Bolga (Partie 1)
Les morts rient lorsqu'on parle des dieux.
Proverbe jahad
Le voyage avait été éreintant, mais l'excitation croissante leur avait fait presser le pas. Était-ce vraiment l'excitation, ou était-ce la peur engendrée par les rumeurs venues du nord de Menmerun ? Celles-ci parlaient d'une tempête hors du commun, surnaturelle, ayant ravagé au moins deux grandes oasis.
Ashka n'y avait tout d'abord pas prêté attention. Mais les jours passant, elle sentait une ombre poindre à l'horizon, alors que leur caravane rejoignait Besme. Alors qu'Izmeer et elle-même furent hissés à bord d'une feluka, cette menace en sourdine se fit plus oppressante et rendait un écho aux nombreux racontars des marins y manœuvrant. Une tache noire se profilait dans le nord lointain, assombrissant l'horizon.
La traversée de l'Akh Qidyis se déroula cependant sans encombre. Fahri exultait davantage à chaque instant écoulé le séparant de son triomphe sans prêter attention à ces bruits de cour. Il n'en démordait pas, il serait bientôt détenteur d'un pouvoir incroyable et asservirait peut-être même toute la province.

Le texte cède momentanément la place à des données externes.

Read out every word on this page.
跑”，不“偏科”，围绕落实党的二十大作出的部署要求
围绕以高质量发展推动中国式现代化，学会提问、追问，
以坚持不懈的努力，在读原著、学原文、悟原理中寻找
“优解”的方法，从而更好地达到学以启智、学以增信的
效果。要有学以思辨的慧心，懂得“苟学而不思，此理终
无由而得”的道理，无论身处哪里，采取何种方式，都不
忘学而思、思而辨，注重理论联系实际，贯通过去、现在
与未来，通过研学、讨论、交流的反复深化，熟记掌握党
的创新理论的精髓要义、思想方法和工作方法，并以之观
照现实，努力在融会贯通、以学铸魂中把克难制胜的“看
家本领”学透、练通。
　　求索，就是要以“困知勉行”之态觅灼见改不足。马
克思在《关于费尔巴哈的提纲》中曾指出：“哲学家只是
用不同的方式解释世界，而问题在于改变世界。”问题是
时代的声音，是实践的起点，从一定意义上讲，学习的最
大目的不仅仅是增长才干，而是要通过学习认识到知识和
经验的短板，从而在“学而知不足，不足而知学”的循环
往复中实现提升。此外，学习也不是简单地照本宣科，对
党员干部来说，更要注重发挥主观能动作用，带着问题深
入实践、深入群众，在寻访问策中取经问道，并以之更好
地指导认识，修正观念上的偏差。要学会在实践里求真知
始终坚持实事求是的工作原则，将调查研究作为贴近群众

Alors qu'ils accostèrent au port, Kuvalzum accueillit les mercenaires déguisés en Majaghans, escorte armée de la conseillère et du mage Jahad. Le palais s'ouvrit à leur venue, tandis que la Cour et le Haut-Conseil, prévenus par le héraut royal, fêtèrent leur arrivée par des acclamations et des louanges.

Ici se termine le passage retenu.